We all know the feeling – you have just shot a string of touching holes and out of nowhere – a flyer! A single solitary hole that decides to ruin all your hard work!
Flyers, as they are known, are seemingly random shots within groups.
But first – a thought on group sizing. To me, three rounds is not a group. Statistically, you need much bigger sample sizes before you can really draw any conclusion from it. In fact, I tend to average over ten shots for things like my zero. Unless you are shooting with a captive rifle (i.e. you don’t touch the thing at all) – our input into the shooting is always going to be much, much more than most people seem to want to admit.

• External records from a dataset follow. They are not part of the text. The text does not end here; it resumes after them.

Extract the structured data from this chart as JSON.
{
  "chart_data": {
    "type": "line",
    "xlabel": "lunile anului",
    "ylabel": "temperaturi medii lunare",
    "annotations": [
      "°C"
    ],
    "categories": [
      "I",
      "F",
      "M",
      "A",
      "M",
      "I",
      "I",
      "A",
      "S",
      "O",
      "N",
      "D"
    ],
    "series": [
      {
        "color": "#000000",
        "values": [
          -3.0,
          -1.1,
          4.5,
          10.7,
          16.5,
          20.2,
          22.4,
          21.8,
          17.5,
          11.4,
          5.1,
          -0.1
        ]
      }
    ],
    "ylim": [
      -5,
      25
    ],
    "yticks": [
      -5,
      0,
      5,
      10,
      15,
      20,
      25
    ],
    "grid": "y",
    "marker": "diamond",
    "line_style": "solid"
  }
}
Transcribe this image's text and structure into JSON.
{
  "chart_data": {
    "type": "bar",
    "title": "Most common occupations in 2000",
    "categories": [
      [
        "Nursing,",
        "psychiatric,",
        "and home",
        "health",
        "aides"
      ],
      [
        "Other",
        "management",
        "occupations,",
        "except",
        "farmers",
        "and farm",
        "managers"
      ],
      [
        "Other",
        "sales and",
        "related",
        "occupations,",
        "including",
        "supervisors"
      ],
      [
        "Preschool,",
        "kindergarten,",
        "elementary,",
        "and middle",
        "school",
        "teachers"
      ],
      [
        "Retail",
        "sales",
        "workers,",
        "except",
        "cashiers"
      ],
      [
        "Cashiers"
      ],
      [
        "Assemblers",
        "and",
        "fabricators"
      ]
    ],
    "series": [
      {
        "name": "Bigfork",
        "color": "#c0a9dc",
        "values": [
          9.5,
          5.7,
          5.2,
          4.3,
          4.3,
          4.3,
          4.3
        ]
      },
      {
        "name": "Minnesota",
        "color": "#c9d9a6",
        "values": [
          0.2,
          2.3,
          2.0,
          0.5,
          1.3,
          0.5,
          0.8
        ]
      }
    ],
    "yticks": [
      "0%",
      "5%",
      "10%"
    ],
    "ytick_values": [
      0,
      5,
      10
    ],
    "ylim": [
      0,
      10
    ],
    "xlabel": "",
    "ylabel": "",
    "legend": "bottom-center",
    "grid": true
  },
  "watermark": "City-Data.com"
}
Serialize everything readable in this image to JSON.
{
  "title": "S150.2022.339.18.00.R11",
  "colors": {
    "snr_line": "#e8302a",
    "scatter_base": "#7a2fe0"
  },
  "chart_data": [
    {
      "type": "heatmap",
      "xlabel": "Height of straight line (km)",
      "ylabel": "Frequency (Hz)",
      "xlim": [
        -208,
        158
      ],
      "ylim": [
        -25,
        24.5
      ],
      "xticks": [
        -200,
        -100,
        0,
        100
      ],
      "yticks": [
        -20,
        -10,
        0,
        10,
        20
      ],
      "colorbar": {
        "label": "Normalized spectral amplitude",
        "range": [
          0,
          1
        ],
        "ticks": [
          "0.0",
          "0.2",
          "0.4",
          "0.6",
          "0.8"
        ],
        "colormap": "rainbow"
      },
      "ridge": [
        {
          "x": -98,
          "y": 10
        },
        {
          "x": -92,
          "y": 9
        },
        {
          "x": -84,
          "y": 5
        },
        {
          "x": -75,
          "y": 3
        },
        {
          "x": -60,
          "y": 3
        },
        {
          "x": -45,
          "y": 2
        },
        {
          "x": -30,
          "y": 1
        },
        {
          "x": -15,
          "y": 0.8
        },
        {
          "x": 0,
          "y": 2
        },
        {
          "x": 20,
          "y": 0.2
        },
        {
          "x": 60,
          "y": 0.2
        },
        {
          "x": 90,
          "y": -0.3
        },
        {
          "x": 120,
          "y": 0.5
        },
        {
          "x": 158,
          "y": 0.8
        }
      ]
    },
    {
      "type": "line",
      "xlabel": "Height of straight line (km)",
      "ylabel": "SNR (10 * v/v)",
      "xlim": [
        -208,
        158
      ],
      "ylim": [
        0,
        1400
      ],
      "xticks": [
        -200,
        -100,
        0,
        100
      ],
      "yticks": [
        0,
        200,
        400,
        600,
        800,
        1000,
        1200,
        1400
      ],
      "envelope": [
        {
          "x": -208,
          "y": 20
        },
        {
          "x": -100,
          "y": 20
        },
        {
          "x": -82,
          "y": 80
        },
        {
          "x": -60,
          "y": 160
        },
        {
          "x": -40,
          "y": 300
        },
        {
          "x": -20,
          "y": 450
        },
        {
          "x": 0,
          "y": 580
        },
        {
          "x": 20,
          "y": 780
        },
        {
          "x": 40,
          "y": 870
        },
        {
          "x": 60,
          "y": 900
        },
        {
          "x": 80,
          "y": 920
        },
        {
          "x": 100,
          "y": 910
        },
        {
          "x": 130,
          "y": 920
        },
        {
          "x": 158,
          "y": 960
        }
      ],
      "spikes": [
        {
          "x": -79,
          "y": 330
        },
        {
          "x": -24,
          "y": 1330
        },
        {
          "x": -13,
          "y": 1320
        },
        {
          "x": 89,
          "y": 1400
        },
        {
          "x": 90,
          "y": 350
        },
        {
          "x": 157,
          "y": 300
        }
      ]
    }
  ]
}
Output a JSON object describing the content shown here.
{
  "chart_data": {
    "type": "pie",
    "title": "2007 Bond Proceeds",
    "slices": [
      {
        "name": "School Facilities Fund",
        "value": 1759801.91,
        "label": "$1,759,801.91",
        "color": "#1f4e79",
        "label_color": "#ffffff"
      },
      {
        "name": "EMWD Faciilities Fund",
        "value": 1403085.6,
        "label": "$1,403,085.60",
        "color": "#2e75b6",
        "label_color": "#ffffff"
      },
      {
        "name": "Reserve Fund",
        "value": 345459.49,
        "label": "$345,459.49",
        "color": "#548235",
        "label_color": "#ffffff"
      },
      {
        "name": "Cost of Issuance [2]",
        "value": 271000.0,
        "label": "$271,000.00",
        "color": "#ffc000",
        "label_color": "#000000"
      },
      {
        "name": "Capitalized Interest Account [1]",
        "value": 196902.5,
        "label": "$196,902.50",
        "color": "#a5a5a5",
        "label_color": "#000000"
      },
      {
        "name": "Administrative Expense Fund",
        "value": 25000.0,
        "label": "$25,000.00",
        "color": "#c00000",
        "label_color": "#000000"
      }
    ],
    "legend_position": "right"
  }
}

By increasing your group sizing you are evaluating things on, you start to differentiate between an actual, random flyer, or the fact you statistically had a run of shots on one side of your distribution average followed by one at the other extreme.
So, what are some of the variables that can cause flyers?
Well. Anything that varies from one shot to another has the potential to cause an issue. Let us break them down into three main groups – the shooter, the gear and the environment.
The Shooter
I always get these random flyers when I am out shooting!
Well. If you always get them, are they so random?
- Natural Point of Aim
- Sight Picture
- Hold
- Trigger Control
- Follow Through
Any one of these things can cause the ‘random’ flyer. Unless you can one hundred per cent guarantee that you shot each time, every time, the same. This is most likely your issue. Does the flyer always seem to come at the same point in a string of fire? It might be the gun heating up; it might be you forgetting to apply the fundamentals every time.
However. Let’s say you have your shooting nailed – and you can reliably call your shots every single time. A called or pulled shot – well, is it still a flyer?
The Gear
Consistency is the key to reliable, repeatable shooting. The more you can remove these variables the more we reduce the likelihood of something getting introduced into the groups that you are not expecting to be there. This is the difference between my ‘hunting’ loads and my ‘target’ loads. Slowing the process down, measuring out every single load, sorting, trimming, checking consistency.
It also depends on how fastidious you really want to get. You only need to look at the BR shooters to get an idea of how fine into the details you can get – have you measured your brass by both weight and internal capacity? How about sorting all the projectiles into similar weight classes? Have you trimmed the necks on your brass to ensure consistent neck tension? Do you measure every round for concentricity?
- Neck Tension
- Seating Depth
- Bullet Diameter and length
- Primers
- Brass
- Powder
In regards to the rifle itself?
- Loose action screws
- Scope / Ring Screws
- Poor crown
- Warped Barrel
- Poor Bedding
- Scope Parallax
Again, things that would cause a ‘constant’ issue – but could also cause the occasional random flyer.
The Environment
We should all be aware the heat affects our ammo – causing changes in temperature. Depending on the firearm, a string of fire can be enough to cause significant shifts in POI. For example – say you fire three rounds off, leaving the bolt open between shots. The forth round, just before you pull the trigger, you get distracted/notice something/need to sneeze/whatever and end up leaving that round in there for longer than the rounds before, or the rounds after. The cartridge sitting in a hot chamber now likely has a different pressure output than anything else you are going to shoot today, potentially leading to a flyer. This might not even be something you consciously register at the time.
- Temperature Changes
- Wind changes
- A target flapping in the breeze
In short – there are many, many things that could be causing a flyer. It becomes a case of systematically removing variables to identify what is causing them. Or. You could learn to live with occasional flyers and not loose any hair over it.